In With the New: Hugh Gaffney, the MP in the Parcelforce shirt

14 June 2017

In the first of our series looking at Labour’s 2017 intake of MPs, we profile Hugh Gaffney.

For Hugh Gaffney’s first day in parliament, the former postie wore his old Parcelforce work shirt. He said he’s “always thought it was important to remember your roots – so on my way to Westminster, I wore my old work shirt as a reminder.” The new MP for Coatbridge, Chryston and Bellshill – a seat he took from the Scottish Nationalists on a swing of over 10,000 votes – has already won a following for the symbolic gesture.

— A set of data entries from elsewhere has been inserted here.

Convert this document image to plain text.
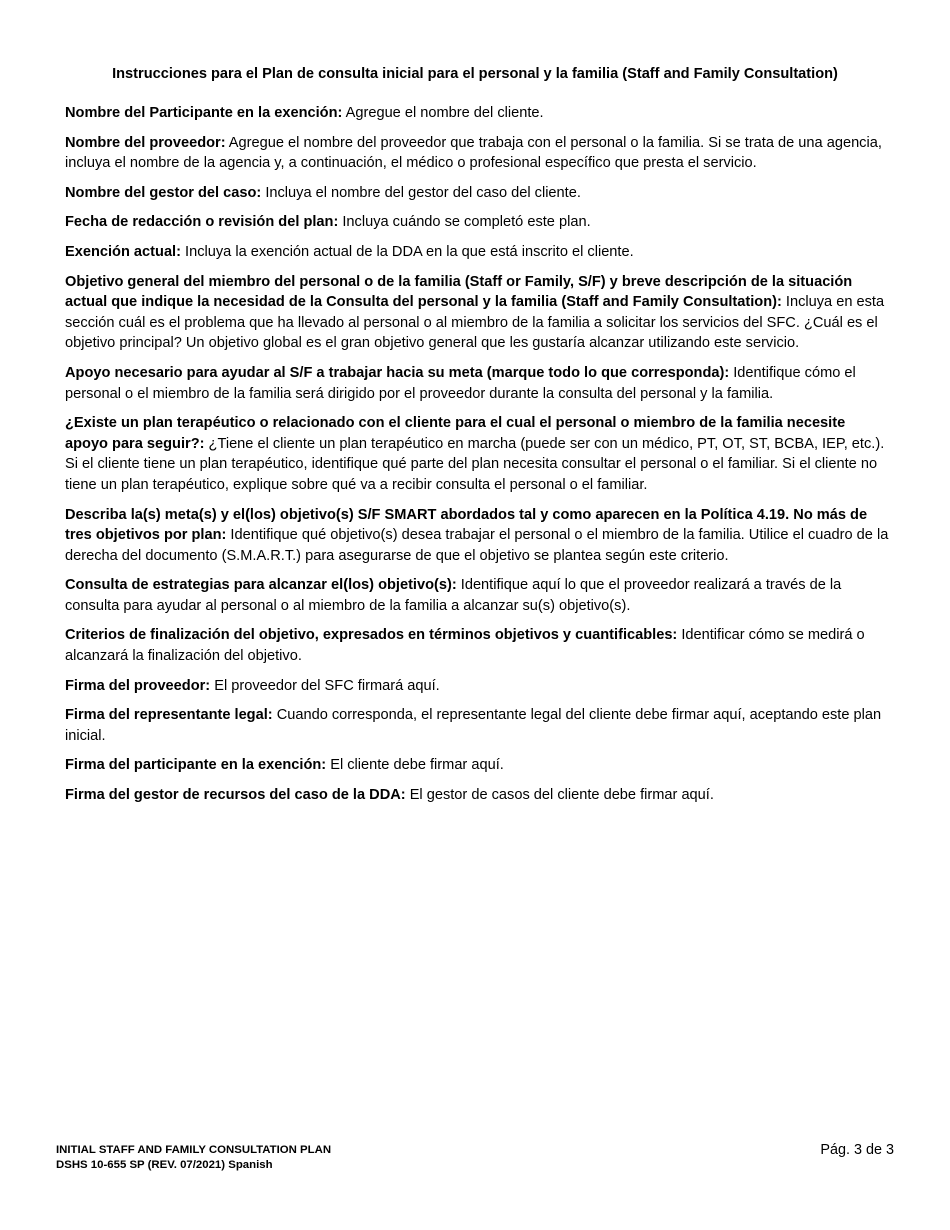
Instrucciones para el Plan de consulta inicial para el personal y la familia (Staff and Family Consultation)

Nombre del Participante en la exención: Agregue el nombre del cliente.

Nombre del proveedor: Agregue el nombre del proveedor que trabaja con el personal o la familia. Si se trata de una agencia, incluya el nombre de la agencia y, a continuación, el médico o profesional específico que presta el servicio.

Nombre del gestor del caso: Incluya el nombre del gestor del caso del cliente.

Fecha de redacción o revisión del plan: Incluya cuándo se completó este plan.

Exención actual: Incluya la exención actual de la DDA en la que está inscrito el cliente.

Objetivo general del miembro del personal o de la familia (Staff or Family, S/F) y breve descripción de la situación actual que indique la necesidad de la Consulta del personal y la familia (Staff and Family Consultation): Incluya en esta sección cuál es el problema que ha llevado al personal o al miembro de la familia a solicitar los servicios del SFC. ¿Cuál es el objetivo principal? Un objetivo global es el gran objetivo general que les gustaría alcanzar utilizando este servicio.

Apoyo necesario para ayudar al S/F a trabajar hacia su meta (marque todo lo que corresponda): Identifique cómo el personal o el miembro de la familia será dirigido por el proveedor durante la consulta del personal y la familia.

¿Existe un plan terapéutico o relacionado con el cliente para el cual el personal o miembro de la familia necesite apoyo para seguir?: ¿Tiene el cliente un plan terapéutico en marcha (puede ser con un médico, PT, OT, ST, BCBA, IEP, etc.). Si el cliente tiene un plan terapéutico, identifique qué parte del plan necesita consultar el personal o el familiar. Si el cliente no tiene un plan terapéutico, explique sobre qué va a recibir consulta el personal o el familiar.

Describa la(s) meta(s) y el(los) objetivo(s) S/F SMART abordados tal y como aparecen en la Política 4.19. No más de tres objetivos por plan: Identifique qué objetivo(s) desea trabajar el personal o el miembro de la familia. Utilice el cuadro de la derecha del documento (S.M.A.R.T.) para asegurarse de que el objetivo se plantea según este criterio.

Consulta de estrategias para alcanzar el(los) objetivo(s): Identifique aquí lo que el proveedor realizará a través de la consulta para ayudar al personal o al miembro de la familia a alcanzar su(s) objetivo(s).

Criterios de finalización del objetivo, expresados en términos objetivos y cuantificables: Identificar cómo se medirá o alcanzará la finalización del objetivo.

Firma del proveedor: El proveedor del SFC firmará aquí.

Firma del representante legal: Cuando corresponda, el representante legal del cliente debe firmar aquí, aceptando este plan inicial.

Firma del participante en la exención: El cliente debe firmar aquí.

Firma del gestor de recursos del caso de la DDA: El gestor de casos del cliente debe firmar aquí.

INITIAL STAFF AND FAMILY CONSULTATION PLAN
DSHS 10-655 SP (REV. 07/2021) Spanish
Pág. 3 de 3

So who is Hugh Gaffney? Following on from his work delivering parcels, the 53-year-old became an officer for the CWU postal union. He was also elected as a Labour councillor on North Lanarkshire Council earlier this year and is secretary of the trades union council there.

With the union he fought for a living wage for postal workers and against Post Office closures, telling the Motherwell Times “this is a public service owned by the public, for the public”.

Campaigning to save local Post Offices – from Hugh’s Twitter.

As part of the trades council he has also campaigned to stop local council cuts and defend benefit claimants.

“This attack on welfare benefits is an attack on our most vulnerable members of society who need and depend on benefits,” he said at the time. “It is the mark of a civilised society to support people whenever they are in need, whether they are ill, disabled or unemployed. Welfare is there to provide a decent existence for all.”

With the SNP in such a dominant position in the constituency and many having written off Scottish Labour’s chances, it seems unlikely that he expected to be walking through the doors of parliament, representing the constituency he grew up in. He told the Morning Star his victory was down to standing for “socialism not nationalism”.

Gaffney is a devoted fan of Keir Hardie and has been a member of the Keir Hardie Society. It was Hardie who once said “A working man in Parliament should go to the House of Commons in his work day clothes”. Hardie too turned up in working-class gear for his own first day in parliament.

Someone who saw Hugh Gaffney in the shirt “asked what I was supposed to be delivering,” Hugh said. “I told them: justice for workers.”